Folks in the Dorset Landscapes group have been posting lovely pictures from around Poole Harbour at sunset. In some ways, it’s easy light for taking striking pictures: High key, high contrast, saturated colours, lots of reflections. At the same time, that’s the challenge: Is there a composition, an ambiguity, a moment that captures the feel of the place.
Once you’ve reached a new destination, experience it, understand it and enjoy it before you take any photographs. Then scout for fresh angles and moods that gives your photographs a unique, fresh look and feel, suggests Amr Tahtawi.
So, this evening, I wandered all around the point and sat on a few rocks, both above and along the waterline, both over the marsh and facing the Habour. Then I felt ready to settle in to wait for the sunset.
I’ve been gradually building out my community on Instagram, trying to connect with people who are doing good work, and to post better photos myself.
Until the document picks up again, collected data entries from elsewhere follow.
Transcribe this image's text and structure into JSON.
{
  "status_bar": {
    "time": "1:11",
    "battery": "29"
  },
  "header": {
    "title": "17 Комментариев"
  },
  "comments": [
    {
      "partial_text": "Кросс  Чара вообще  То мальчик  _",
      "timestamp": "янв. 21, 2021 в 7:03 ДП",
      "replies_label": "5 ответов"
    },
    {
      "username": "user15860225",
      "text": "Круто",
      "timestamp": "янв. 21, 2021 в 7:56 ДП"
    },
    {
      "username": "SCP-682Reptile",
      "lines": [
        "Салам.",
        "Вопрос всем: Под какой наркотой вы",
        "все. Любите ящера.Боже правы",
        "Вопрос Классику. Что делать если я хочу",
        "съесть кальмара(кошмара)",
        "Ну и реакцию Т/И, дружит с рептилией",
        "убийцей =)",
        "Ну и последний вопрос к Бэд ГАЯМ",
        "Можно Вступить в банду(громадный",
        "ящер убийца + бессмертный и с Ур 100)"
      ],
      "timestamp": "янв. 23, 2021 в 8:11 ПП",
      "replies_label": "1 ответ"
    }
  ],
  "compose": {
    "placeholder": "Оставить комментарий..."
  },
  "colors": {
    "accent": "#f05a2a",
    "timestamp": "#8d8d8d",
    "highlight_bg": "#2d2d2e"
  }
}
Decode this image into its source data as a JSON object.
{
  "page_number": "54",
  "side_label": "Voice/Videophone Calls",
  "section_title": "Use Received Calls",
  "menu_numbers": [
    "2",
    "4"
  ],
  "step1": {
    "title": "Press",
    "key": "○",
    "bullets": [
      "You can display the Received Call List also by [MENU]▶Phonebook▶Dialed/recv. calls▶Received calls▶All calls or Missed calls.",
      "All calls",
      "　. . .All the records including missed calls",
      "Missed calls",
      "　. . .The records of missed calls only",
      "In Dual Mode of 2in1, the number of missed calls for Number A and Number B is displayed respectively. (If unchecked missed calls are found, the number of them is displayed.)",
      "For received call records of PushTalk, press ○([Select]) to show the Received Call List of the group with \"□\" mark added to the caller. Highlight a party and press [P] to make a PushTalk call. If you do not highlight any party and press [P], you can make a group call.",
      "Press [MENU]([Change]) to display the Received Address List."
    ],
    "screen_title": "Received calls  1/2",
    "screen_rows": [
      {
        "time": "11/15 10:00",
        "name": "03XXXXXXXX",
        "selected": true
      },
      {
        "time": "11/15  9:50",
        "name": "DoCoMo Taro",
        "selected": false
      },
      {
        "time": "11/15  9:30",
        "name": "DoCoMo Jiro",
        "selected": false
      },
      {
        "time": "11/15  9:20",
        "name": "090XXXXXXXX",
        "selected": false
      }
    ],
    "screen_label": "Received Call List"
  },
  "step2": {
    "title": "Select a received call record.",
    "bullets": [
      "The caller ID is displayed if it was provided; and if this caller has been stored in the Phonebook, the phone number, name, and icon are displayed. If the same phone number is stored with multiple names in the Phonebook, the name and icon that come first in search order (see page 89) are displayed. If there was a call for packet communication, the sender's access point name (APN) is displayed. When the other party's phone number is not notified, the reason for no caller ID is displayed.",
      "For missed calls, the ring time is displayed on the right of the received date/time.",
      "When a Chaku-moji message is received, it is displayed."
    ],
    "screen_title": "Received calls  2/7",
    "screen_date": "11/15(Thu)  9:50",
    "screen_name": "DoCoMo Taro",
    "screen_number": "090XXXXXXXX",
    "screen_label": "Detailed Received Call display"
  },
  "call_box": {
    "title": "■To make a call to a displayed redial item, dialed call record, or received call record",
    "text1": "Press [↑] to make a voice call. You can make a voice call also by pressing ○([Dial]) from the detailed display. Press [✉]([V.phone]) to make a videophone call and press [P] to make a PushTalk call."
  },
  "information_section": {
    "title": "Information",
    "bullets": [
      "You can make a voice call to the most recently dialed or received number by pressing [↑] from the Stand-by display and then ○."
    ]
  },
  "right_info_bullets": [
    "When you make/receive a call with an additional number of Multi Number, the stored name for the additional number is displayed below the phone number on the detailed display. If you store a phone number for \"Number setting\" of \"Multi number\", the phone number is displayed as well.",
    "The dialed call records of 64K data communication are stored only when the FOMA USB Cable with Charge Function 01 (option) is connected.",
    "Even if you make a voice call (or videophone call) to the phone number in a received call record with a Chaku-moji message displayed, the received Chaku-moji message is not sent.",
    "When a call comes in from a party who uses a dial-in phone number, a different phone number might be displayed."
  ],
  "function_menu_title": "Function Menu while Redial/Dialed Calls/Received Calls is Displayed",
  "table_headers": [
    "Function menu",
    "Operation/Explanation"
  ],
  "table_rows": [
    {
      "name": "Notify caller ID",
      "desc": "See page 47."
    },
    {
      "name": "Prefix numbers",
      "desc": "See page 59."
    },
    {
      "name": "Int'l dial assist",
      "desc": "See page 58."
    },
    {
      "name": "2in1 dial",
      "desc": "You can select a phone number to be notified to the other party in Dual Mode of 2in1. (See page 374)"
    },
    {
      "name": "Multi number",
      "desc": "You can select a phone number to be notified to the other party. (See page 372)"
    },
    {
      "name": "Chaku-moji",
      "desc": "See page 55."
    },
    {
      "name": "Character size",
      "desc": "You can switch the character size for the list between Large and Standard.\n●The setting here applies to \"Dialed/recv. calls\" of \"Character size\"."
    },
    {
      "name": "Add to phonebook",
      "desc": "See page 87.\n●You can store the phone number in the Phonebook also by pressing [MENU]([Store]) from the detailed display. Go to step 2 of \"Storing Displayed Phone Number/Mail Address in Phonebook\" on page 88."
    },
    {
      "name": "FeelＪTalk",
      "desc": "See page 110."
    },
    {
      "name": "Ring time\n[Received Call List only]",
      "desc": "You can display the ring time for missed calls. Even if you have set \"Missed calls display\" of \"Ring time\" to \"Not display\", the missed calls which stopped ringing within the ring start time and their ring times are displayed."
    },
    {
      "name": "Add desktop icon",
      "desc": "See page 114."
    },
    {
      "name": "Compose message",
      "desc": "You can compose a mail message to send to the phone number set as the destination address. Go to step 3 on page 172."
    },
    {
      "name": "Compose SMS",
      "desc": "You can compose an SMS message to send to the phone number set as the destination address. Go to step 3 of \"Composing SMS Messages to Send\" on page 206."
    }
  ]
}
The site requires different aspect ratios than my camera frame and limited photo editing, so it’s tricky to load raw pictures. But if I load my A5100’s raw files to my PC, fiddle a little in Photo Gallery, then upload with InstaPic, my gallery really improves (like this shot along the M3 over the weekend).
I’ve been using Instagram’s Search People function to find new photographers to follow. Much like Match.com’s Pick Six, I’m given samples from a couple of dozen candidates that I can Follow or Hide. Selection seems based on what I already Follow or Favorite: if I add a food site, I’ll get days of foodie lover’s albums to sort through.
There is a lot of chaff, people that basically post selfies or glamor poses, monoculture series of cars or pets, celebrity sites, and overprocessed candy-colored scenes and still-lifes.
But I’ve got a good selection now that gives a manageable number of pictures with a high ratio of interesting things. It gives me lots of ideas for my own composition as well as a smile when I thumb through the new shots (gallery of recent Favorite’s, right)
I’ve registered for the 100 Happy Days challenge, and began yesterday. The trick will be to keep variety along with happiness, as well as to make time each day. At the end of the exercise, late summer after travel and sailing, I’m looking forward to having a mosaic of 100 greatest hits to use as a screensaver or wall poster.